Portugal tem baseado o seu jogo numa grande mobilidade e em defesas com pressão “full court”, provavelmente pela falta de um jogador fisicamente muito forte para o jogo interior, será este o caminho certo?
É-me difícil prenunciar sobre o que a selecção tem feito até agora. Cada treinador tem a sua maneira de jogar com os jogadores que escolheu.
Nós (eu e os outros treinadores) temos primeiro que ver a qualidade dos jogadores que vão fazer parte do 1º estágio em Maio. Depois iremos fazer uma escolha dos jogadores com quem pretendemos trabalhar e então aí vamos saber como jogar tacticamente.
 
Igualmente, o jogo de Portugal tem sido baseado num esquema com pouca rotatividade no 5, onde não se tem abdicado da utilização de dois jogadores de 1 ponto, dois de 4 e um de 4,5 quase em 100% do tempo de jogo, acha possível sonhar com outros resultados desportivos usando apenas este esquema de jogo?

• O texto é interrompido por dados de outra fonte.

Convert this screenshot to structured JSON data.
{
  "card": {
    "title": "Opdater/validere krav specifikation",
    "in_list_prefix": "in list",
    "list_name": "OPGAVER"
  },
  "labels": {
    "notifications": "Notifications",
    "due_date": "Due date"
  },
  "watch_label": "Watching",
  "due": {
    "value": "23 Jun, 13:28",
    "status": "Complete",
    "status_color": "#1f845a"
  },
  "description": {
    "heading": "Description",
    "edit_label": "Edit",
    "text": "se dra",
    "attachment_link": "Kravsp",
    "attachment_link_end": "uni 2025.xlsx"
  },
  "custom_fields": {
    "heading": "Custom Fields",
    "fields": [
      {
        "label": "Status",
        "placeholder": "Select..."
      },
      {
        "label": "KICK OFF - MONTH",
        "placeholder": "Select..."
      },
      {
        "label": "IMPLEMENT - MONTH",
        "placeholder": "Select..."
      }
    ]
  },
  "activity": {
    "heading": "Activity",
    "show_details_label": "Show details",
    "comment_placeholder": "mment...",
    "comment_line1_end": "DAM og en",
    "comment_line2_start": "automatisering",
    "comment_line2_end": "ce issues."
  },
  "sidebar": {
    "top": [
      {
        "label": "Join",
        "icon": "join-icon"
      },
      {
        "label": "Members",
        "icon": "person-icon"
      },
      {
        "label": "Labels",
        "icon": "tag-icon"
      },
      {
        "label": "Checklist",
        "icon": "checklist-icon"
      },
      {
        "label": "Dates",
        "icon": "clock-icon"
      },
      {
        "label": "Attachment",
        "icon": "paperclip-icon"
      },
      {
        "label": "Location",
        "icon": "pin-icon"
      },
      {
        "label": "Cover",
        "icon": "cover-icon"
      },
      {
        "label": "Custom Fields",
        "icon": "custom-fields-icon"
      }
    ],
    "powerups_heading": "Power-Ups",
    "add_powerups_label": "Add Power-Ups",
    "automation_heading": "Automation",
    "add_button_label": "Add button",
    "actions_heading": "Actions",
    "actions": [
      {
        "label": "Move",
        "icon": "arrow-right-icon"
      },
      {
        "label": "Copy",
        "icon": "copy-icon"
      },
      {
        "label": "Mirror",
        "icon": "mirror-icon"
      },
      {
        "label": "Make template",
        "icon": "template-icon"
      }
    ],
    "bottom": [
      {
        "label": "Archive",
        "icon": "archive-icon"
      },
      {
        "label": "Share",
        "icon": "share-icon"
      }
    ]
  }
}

Só vi a selecção jogar em 2005 no campeonato C e nessa altura tinham outro treinador além de outros jogadores com que têm jogado nos últimos anos. Pelo que sei, têm ultimamente jogado 4.5, 4.0, 3.5, 1.0, 1.0. na maior parte dos jogos.  O que a equipa tem feito até agora,  resultou pelo menos na subida e permanência á Divisão B da Europa. Isso é muito bom. Mas cada vez que há mudança de treinador, implica directamente algumas mudanças na gestão duma equipa.

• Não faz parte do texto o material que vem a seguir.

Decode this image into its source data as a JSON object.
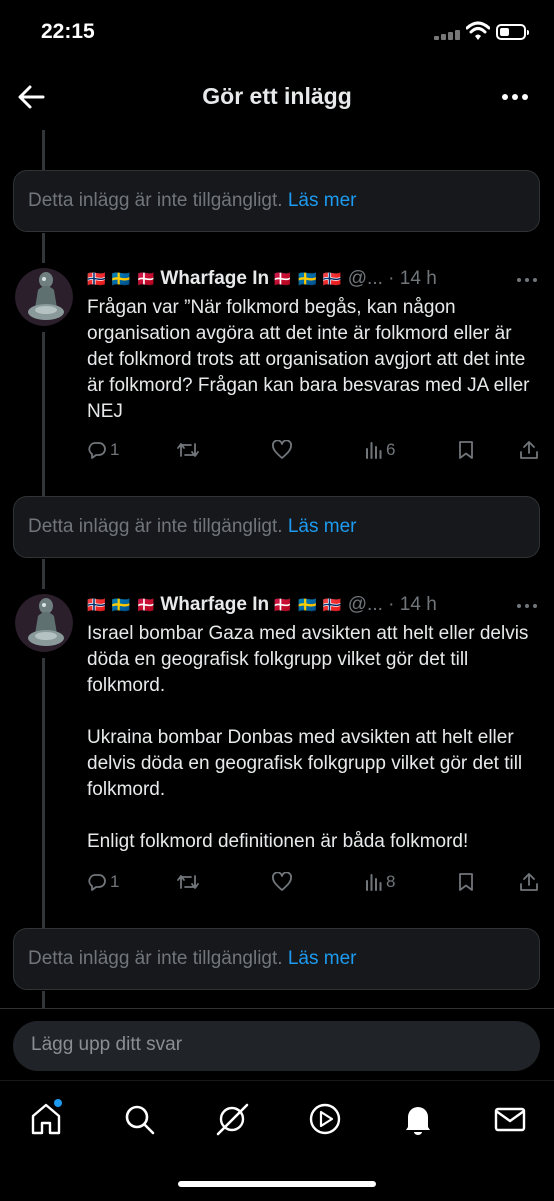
{
  "status_bar": {
    "time": "22:15"
  },
  "header": {
    "title": "Gör ett inlägg"
  },
  "unavailable": {
    "text": "Detta inlägg är inte tillgängligt.",
    "link": "Läs mer"
  },
  "posts": [
    {
      "flags_left": "🇳🇴 🇸🇪 🇩🇰",
      "author": "Wharfage In",
      "flags_right": "🇩🇰 🇸🇪 🇳🇴",
      "handle": "@...",
      "time": "· 14 h",
      "paragraphs": [
        "Frågan var ”När folkmord begås, kan någon organisation avgöra att det inte är folkmord eller är det folkmord trots att organisation avgjort att det inte är folkmord? Frågan kan bara besvaras med JA eller NEJ"
      ],
      "replies": "1",
      "views": "6"
    },
    {
      "flags_left": "🇳🇴 🇸🇪 🇩🇰",
      "author": "Wharfage In",
      "flags_right": "🇩🇰 🇸🇪 🇳🇴",
      "handle": "@...",
      "time": "· 14 h",
      "paragraphs": [
        "Israel bombar Gaza med avsikten att helt eller delvis döda en geografisk folkgrupp vilket gör det till folkmord.",
        "Ukraina bombar Donbas med avsikten att helt eller delvis döda en geografisk folkgrupp vilket gör det till folkmord.",
        "Enligt folkmord definitionen är båda folkmord!"
      ],
      "replies": "1",
      "views": "8"
    }
  ],
  "reply": {
    "placeholder": "Lägg upp ditt svar"
  },
  "nav": [
    "home-icon",
    "search-icon",
    "grok-icon",
    "video-icon",
    "notifications-icon",
    "messages-icon"
  ],
  "colors": {
    "background": "#000000",
    "accent": "#1d9bf0",
    "muted": "#71767b",
    "text": "#e7e9ea"
  }
}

Quando comecei a trabalhar com a equipa sueca em Janeiro de 2005, havia certas semelhanças ao que tem acontecido à nossa selecção nos últimos anos. Mas a minha filosofia é que numa equipa de basquete há 12 jogadores. E cada um tem que dar valor á equipa de alguma forma, senão, não vale a pena serem 12. Se cada jogador seleccionado sabe que lá está porque dá mais valor e é importante para a equipa, acho que vai ser possível conseguir obter objectivos maiores. Foi pelo menos o que aconteceu á Suécia e espero que o mesmo venha a ser realidade com a nossa selecção no futuro.
 
Qual é o estilo de jogo que a Inês prefere?
Eu gosto de jogo rápido, agressivo e simples.
 
Acha possível sonhar com a subida à divisão A?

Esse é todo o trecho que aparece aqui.